The examples in the article are still there with different sets of purportedly citing articles —most of them still phantom citations. Apparently, beyond merely removing disturbing evidence from the database, Google Scholar also tries to improve its often brutally false citation matching algorithm— that’s why the citedness score may have decreased and the citing item lists changed since the time I made the screenshots.
It may be a little late after so many papers were published using the inflated and phantom hit counts and citedness counts, and Google Scholar still has a very long way to go to take its claimed numbers seriously. I will illustrate in my upcoming, in-depth review of Google Scholar in this column some of the most obvious absurdities in Google Scholar’s citedness score calculations, which in turn produce equally absurd Hirsch-index lists for researchers, journals and institutions through many of the automatic h-index calculating utilities relying on Google Scholar’s numbers.
Coming back to SpringerLink: there are some deficiencies in the software. For example, there are no sort options, no export options to RefWorks and other post-processing programs. The query form does not have a cell for journal name, but only for ISSN.
I understand this in the excellent federated search software of Serials Solutions because it must handle the endless variations in the abbreviations and punctuations used in journal names in the variety of databases it searches. But in SpringerLink there should be a single standardized name format for each journal defined by the publisher. In addition, looking up the ISSN of journal names is convenient, neither obvious in SpringerLink. There should be a browsable journal name index with ISSN to facilitate the process.
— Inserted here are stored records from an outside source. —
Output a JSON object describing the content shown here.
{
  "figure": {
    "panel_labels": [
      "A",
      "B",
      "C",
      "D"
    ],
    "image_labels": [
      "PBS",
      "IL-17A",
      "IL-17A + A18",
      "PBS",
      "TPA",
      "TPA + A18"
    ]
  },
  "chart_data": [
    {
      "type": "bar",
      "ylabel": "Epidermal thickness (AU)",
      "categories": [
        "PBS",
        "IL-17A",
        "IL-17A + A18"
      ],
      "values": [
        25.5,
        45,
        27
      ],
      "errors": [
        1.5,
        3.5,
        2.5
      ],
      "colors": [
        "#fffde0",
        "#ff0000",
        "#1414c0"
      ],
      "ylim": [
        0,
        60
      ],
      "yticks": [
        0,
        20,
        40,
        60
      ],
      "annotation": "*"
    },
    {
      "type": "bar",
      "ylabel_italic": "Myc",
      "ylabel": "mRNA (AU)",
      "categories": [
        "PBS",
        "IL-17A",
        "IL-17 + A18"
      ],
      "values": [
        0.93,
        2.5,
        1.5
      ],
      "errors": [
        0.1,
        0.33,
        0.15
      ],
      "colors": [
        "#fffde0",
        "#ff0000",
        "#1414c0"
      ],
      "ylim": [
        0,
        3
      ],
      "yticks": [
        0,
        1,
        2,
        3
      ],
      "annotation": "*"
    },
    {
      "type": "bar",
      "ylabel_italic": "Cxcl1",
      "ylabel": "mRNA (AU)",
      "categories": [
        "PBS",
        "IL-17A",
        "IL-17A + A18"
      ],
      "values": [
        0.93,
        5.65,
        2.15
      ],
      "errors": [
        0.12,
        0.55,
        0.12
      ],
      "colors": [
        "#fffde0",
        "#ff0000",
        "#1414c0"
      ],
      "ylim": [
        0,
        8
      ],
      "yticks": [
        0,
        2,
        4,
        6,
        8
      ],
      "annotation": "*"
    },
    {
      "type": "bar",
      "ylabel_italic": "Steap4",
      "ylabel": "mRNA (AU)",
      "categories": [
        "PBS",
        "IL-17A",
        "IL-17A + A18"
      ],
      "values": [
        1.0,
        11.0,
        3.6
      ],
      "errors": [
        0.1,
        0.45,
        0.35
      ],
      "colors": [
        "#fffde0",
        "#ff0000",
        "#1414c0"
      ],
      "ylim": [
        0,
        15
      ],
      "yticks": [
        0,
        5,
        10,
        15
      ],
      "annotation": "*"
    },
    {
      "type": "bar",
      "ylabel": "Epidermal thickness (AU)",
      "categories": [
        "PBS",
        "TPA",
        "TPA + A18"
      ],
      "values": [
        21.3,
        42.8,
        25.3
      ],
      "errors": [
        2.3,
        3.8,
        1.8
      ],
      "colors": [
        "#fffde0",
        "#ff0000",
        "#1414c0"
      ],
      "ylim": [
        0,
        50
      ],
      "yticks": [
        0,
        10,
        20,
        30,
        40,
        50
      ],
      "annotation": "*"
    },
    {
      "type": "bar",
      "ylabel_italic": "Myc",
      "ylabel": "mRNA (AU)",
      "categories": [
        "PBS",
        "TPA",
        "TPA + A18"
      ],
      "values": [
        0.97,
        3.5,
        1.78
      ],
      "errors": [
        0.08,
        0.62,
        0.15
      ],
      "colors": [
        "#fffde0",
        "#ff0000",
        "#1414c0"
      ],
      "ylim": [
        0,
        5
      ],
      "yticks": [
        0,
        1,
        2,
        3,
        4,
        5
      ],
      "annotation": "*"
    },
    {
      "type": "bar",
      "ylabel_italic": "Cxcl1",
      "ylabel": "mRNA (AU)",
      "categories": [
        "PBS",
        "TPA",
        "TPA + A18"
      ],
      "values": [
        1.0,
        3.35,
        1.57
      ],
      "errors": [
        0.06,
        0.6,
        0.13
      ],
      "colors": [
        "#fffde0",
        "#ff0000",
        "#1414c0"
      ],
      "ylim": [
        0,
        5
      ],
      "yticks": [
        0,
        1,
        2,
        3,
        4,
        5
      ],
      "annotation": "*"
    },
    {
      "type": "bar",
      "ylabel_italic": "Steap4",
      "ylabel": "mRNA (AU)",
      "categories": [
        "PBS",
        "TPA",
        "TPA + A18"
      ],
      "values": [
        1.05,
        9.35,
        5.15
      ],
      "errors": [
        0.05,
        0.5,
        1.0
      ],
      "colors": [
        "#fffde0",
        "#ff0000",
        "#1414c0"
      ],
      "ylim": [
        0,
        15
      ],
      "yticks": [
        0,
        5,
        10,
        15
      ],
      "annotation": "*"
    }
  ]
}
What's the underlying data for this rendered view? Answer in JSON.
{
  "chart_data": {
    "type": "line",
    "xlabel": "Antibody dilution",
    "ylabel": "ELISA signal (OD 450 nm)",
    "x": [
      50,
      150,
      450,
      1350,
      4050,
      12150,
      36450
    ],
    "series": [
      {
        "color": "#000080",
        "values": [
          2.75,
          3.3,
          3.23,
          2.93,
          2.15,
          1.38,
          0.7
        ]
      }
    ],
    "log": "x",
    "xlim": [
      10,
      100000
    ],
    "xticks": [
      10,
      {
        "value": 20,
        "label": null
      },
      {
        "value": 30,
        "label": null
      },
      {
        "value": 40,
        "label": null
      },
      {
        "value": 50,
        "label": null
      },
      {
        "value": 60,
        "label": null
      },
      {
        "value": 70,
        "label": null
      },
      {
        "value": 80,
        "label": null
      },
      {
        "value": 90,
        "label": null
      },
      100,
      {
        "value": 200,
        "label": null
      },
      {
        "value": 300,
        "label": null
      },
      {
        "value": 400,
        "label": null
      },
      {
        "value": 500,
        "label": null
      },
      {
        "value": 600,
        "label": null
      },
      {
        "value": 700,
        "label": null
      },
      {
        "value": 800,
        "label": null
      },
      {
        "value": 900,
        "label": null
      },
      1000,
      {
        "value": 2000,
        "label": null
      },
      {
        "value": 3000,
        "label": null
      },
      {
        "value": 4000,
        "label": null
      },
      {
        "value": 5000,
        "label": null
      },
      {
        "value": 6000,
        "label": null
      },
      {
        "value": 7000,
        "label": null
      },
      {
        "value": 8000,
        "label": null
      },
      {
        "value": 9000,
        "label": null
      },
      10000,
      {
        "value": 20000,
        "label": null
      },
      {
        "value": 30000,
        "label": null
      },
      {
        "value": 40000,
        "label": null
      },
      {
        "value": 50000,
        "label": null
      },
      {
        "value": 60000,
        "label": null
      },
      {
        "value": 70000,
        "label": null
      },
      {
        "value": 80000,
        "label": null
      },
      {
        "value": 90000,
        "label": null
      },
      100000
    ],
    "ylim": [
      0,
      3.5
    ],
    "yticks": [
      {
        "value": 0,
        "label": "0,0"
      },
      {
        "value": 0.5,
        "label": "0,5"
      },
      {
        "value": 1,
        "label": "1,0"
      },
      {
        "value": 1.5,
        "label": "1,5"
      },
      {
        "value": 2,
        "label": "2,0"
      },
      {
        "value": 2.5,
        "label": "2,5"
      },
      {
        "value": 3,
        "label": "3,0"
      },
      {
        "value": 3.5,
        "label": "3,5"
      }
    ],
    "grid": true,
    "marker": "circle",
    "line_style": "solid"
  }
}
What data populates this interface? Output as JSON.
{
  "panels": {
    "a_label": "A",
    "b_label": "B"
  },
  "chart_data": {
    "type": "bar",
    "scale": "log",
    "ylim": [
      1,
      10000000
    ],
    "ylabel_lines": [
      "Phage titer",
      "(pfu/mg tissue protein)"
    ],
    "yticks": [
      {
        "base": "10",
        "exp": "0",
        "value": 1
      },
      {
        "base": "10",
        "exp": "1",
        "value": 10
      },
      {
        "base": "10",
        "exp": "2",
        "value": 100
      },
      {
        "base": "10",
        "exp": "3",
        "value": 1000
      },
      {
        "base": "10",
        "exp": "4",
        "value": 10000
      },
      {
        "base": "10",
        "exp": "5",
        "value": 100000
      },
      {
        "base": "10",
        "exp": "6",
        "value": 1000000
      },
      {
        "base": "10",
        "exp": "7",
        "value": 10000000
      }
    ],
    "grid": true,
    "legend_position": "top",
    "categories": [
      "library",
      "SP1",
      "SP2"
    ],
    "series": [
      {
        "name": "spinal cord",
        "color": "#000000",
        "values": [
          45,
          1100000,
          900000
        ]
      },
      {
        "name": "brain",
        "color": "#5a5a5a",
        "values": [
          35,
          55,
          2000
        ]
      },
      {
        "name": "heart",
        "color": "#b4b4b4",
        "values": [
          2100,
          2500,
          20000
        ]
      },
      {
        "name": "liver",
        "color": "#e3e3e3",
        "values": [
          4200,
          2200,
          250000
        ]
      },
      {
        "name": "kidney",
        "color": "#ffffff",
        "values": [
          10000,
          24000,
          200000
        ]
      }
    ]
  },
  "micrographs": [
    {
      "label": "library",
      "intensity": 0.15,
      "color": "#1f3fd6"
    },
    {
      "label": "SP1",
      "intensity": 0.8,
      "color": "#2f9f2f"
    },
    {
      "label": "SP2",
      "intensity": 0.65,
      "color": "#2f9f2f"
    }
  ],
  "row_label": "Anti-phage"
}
Another disappointment is that a German publisher does not offer an easy way to enter accented characters. With substantial (180,000 item) non-English language materials and with many European authors (who keep the accented characters in their names in spite of the excessive problems it may cause in searching, sorting and citation matching), many articles will not be easy to find, or found at all.
For example Muller for Müller is not accepted by the software. Is this a big problem? It is, because this most common German name without the accent will find only 1,107 records, while those who can figure out enter the name with the accented characters will be rewarded in this case alone with 15,599 documents with the author Müller.
True, some of the common accented letters, such as ö, ü, é and ä can be found, cut and pasted from the Springer alphabet list, but it is not easy to figure out and use, and the set should be extended to the many other accented and special characters in the digital collection of this very European publisher.
The easiest way to solve this problem is to create index entries both with and without accent, or just leave the accent in the display format but not in the index, so muller would retrieve both formats. I don’t want to ruminate over this more here, I hope you get the point why tiny points can be important.
SpringerLink would be a very important scholarly resource by the clout of its journals and books and by the large size of freely and fully searchable digital collection of more than 3.4 million journal articles, books, book chapters. The display and printing of the documents are available only for subscribers, but searching them fast is a great asset. For example, in Ingenta Connect this feature is still not available.
The free bibliographic information and the presence of abstracts for about 70% of the records makes it also an important substitute of and/or complement to some subscription-based indexing/abstracting services. The icing on the cake is the citedness score of primary Springer documents from journals covered by the CrossRef database along with an also free list of the bibliographic data of citing references.